As for the years since 2000, Lane has increasingly straddled the border between poetry and prose. The poems have grown longer and so have their lines, a shift that parallels Lane’s publication of a memoir, There Is a Season (2004) and a novel, Red Dog Red Dog (2008). At the same time, Lane has exhibited a philosophical shift: while his early poems suggested an outlook that could be taken for nihilistic, his more recent work manifests a greater willingness to embrace life’s consolations. In “False Dawn,” he writes: “I think misery is mostly / what we know. Yet there are days I overflow with love.” And in “Weeds,” after considering the wretchedness of children in poverty, he declares:

     but there are days when the children break the thick stalks of burdock

     and bring the blue thistle heads home in bouquets to their mothers

     and those are the days when beauty is made possible and that is enough for them

     for the children do not know they are poor and they do not know they suffer.

Compare those lines with ones from “The Measure,” published over two decades earlier:

     . . . . . . . . . In the field the rare

     stalks of grass stick stiffly into air.

     The poor, the broken people, the endless suffering

 

     we are heir to, given to desire and gaining little.

The imagery and concerns are the same, but the outlook differs. In the newer poem, only the stalks are broken, not the people, and not the speaker, who is able to find comfort in what he observes. An openness to solace is similarly evident in Lane’s later vocabulary: although he has never lost his preference for Anglo-Saxon, monosyllabic, elemental words, and for dwelling on things in the world rather than abstract thought, his more recent poems addressing the immaterial evoke not just “innocence,” “mysteries,” and “hunger”—concepts that have preoccupied him throughout his career—but also, increasingly, “grace.”

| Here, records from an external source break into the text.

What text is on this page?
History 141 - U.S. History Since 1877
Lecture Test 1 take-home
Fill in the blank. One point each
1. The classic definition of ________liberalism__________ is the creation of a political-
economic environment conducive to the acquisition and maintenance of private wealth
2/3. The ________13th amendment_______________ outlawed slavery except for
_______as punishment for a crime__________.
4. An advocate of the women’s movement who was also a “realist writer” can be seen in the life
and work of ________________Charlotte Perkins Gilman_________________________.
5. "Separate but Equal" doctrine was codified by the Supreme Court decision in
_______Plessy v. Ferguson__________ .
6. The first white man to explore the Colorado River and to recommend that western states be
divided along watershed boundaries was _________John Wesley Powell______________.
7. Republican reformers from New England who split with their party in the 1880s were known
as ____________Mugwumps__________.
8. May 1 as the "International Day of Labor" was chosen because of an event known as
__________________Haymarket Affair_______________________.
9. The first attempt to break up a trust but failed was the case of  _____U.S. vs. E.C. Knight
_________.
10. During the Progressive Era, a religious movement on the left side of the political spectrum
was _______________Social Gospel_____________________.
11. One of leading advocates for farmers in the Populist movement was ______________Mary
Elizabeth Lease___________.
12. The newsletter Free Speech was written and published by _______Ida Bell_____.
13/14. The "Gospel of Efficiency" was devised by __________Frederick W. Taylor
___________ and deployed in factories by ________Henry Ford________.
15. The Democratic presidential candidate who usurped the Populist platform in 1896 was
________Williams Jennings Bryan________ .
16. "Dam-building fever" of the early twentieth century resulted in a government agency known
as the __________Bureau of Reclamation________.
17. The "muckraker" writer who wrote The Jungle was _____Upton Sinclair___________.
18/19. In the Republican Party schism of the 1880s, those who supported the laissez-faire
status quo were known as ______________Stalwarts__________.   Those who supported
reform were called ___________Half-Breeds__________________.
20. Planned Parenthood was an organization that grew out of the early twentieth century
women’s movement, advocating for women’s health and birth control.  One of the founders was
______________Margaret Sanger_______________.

The Collected Poems is markedly a reader’s edition, not a scholarly one, but it includes an insightful afterword by Nicholas Bradley, who draws compelling connections between the regionalist and existentialist qualities of Lane’s work, observing: “The Interior is both his geographical subject and an apposite description of his perpetual theme: the bleak, remote regions of heart and mind.” Lane himself also contributes an essay, “A New Awakening,” in which he refers approvingly to a comment by the poet Sharon Thesen that his work is concerned with “the disfigurement of innocence.” In Lane’s dialectical fashion, this comment from another poet sparks his own observation that his writing betrays a “desire to salvage some beauty from a fallen world.” Meanwhile, the editors of The Collected Poems, Russell Morton Brown and Donna Bennett, provide a fine introduction that situates Lane among the Canadian poets who have influenced him and those whom his work has influenced in turn. Brown and Bennett also provide explanatory notes about the poems—elucidating, for instance, why camels inhabit British Columbia in “The Trace of Being”—while placing the notes discreetly at the back of the volume and choosing not to clog the poems with superscript numbers.

Brown and Bennett observe that Lane has revised several poems for The Collected Poems, but they give no more information in this regard, and the present dearth of scholarly attention to Lane’s work means it may be some time before an enterprising critic takes up the task of assessing the emendations rigorously. Likewise, the state of book publishing in Canada makes it unlikely that we will ever see a Complete Poems in print, no matter what renaissance Lane scholarship enjoys. However, the possibilities of electronic publishing let us imagine such a text online, along with annotations that comprehensively explore the links between Lane’s work and others’. Such an exploration would be bountiful, for although The Collected Poems is a superb testament to Patrick Lane’s achievements, his poems insist that they cannot be considered fully outside the context of his poetic antecedents, friendships, collaborations, and ongoing discussions.